Take Pathways to Faith, a beautifully illustrated book of poems, as an excellent example. For the slender size, it carries an appealing–though surprising–weight. Its thick cover thuds softly back to the pages when released, and has the gentle roughness common to watercolor paper. It smells old, like a weary traveler, yet the brilliant sun beaming from its cover still reaches out and selflessly offers its warm embrace. Painted delicately, brown stalks of wheat peer at me, cocking their heads as if asking, will I open the book? As I run my fingers along the cloth spine, I sense a warmer, almost human touch, and the title, painted in gold, gleams in the window light.
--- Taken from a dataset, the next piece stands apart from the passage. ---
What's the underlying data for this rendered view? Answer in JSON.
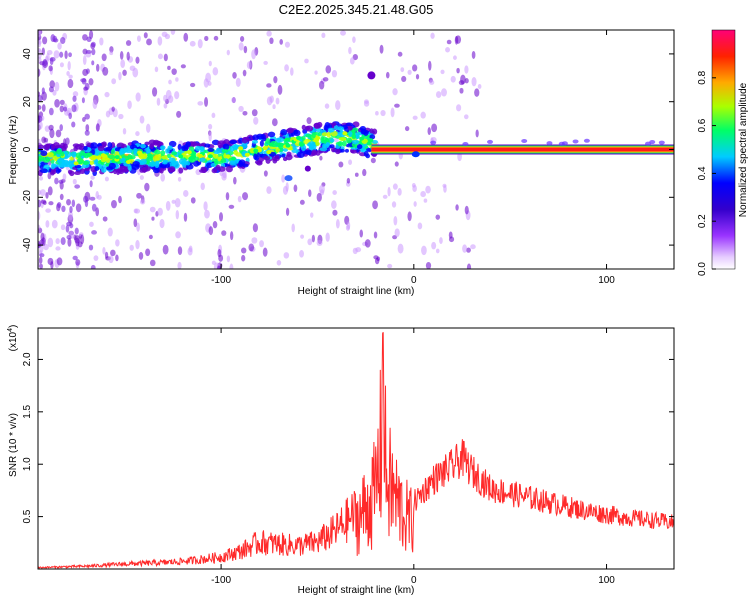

Opening the cover, I see stiff endpaper lifted ever so slightly to reveal the beautiful pages beneath; printed with brown flowers, which look like they’ve been pressed, the pastedown and flyleaf give the impression that the book is one of a kind, made just for me, even though the copyright claims otherwise. 

“Pathways to Faith,” by Dean Walley. Photo Credit: Clair Sirofchuck.

Turning the pages, I encounter several other kinds of paper throughout: thin parchment giving a foggy hint of what’s to come and silky pages printed heavily with gorgeous illustrations that guide the reader through everything from lush forests to dazzling sunsets, and ensure that even the little moments—silhouetted birds in flight, tiny mushrooms, a squirrel delicately sniffing the air—aren’t forgotten. My fingers constantly stray to the edge of the text block, cut with a decided raggedness, yet smoothly done. Leaping in and out of the shallow gutter, thin string binds together the paper. Some parts of the book are allowed to lay open easily, while others require a little more effort on the reader’s part. The poem itself looks almost handwritten, though closer inspection would reveal that even some of the swooping cursive letters do repeat a little too coincidentally. Without the different feel of each page, the brilliantly illuminated pages, the aged scent…without having the poem as a physical work of art, could I have enjoyed the same kind of experience?

“Pathways to Faith,” by Dean Walley. Photo Credit: Clair Sirofchuck.

Works Cited:

Pathways to Faith, by Dean Walley. Illustrated by Don Dubowski. Hallmark Cards, Inc., Kansas City, Missouri, 1971. Hallmark Card Editions.

The Book, by Amaranth Borsuk. MIT Press: Cambridge, Massachusets, 2018. Page 57, 78.